Question

In: Economics

“Both private goods and club goods are excludable, so there are no reasons for the government to regulate or tax private goods and club goods producers.”

 

1. “Both private goods and club goods are excludable, so there are no reasons for the government to regulate or tax private goods and club goods producers.” Do you agree with this statement? Justify your answer.

2. Explain why does an increase in the price of ivory threatens the elephant population in Africa, while an increase in the price of beef protects the cow farms in Texas.

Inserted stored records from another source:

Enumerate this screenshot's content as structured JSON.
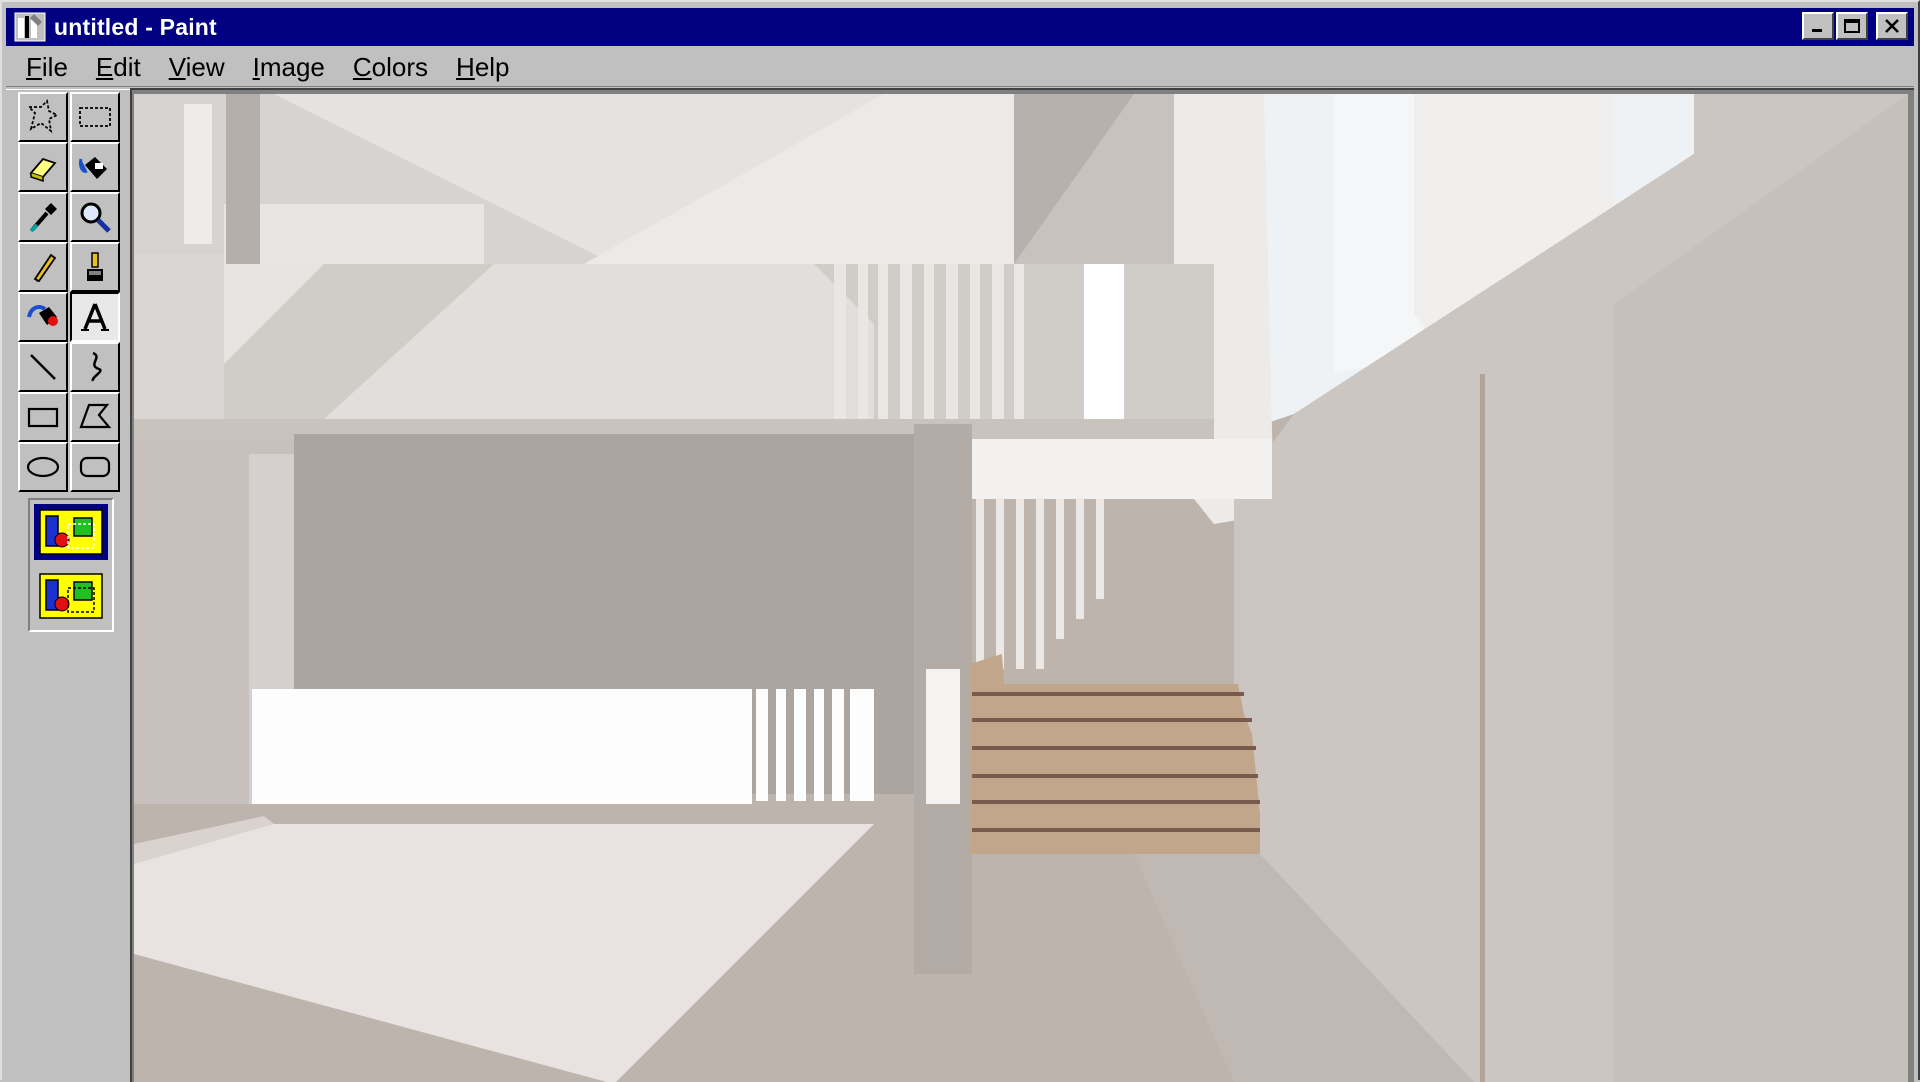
{
  "window": {
    "title": "untitled - Paint",
    "title_bar_color": "#000080"
  },
  "menu": [
    {
      "accel": "F",
      "rest": "ile"
    },
    {
      "accel": "E",
      "rest": "dit"
    },
    {
      "accel": "V",
      "rest": "iew"
    },
    {
      "accel": "I",
      "rest": "mage"
    },
    {
      "accel": "C",
      "rest": "olors"
    },
    {
      "accel": "H",
      "rest": "elp"
    }
  ],
  "tools": [
    "free-form-select-icon",
    "rect-select-icon",
    "eraser-icon",
    "fill-bucket-icon",
    "color-picker-icon",
    "magnifier-icon",
    "pencil-icon",
    "brush-icon",
    "airbrush-icon",
    "text-icon",
    "line-icon",
    "curve-icon",
    "rectangle-icon",
    "polygon-icon",
    "ellipse-icon",
    "rounded-rect-icon"
  ],
  "selected_tool": "text-icon",
  "tool_options": [
    "opaque-background-option",
    "transparent-background-option"
  ],
  "canvas": {
    "content": "painted interior scene",
    "background_color": "#bdb4ae",
    "accent_colors": {
      "wall": "#cfcac5",
      "stairs": "#c2a68b",
      "stair_lines": "#7a5a4c",
      "window_light": "#eef2f4"
    }
  }
}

3. “When the market-equilibrium quantity of good “x” is larger than the socially-optimal quantity of good “x,” the production of good “x” conveys a positive externality.” Do you agree with this statement? Explain your answer

Thank you!

Solutions

Expert Solution

Answer 1:

It is true that both club goods and private goods are excludable because only those who pay for usage of these goods are able to derive benefit from these goods. Thus, government intervention to regulation the optimum level of club goods and private goods is not needed in the market of these goods. However, in some cases where the good is harmful for people like tobacco or in case of club goods where the good is non rival in nature, goods needs to tax these goods in the interest of people to prevent over use of the good.

Answer 2;

As the price of ivory increases, the elephant population is at threat because it is an important part of elephant's body and people will start hunting for elephant to collect ivories and this reduces elephant's population in the area. As price of beef increases, demand for beef will decrease in the market and as demand decreases, the producers will be less willing to sell their product in the market and thus sale of beef decreases which helps in protection of cow farms in Texas.

Answer 3:

Yes, the statement is true. When the market equilibrium quantity of good X is larger than the socially optimal quantity of good X because external damage caused by the good is not taken into consideration, then production of good X conveys negative externality. Taxes are imposed to increase cost of production and move the socially efficient level of quantity equal to market efficient level of quantity.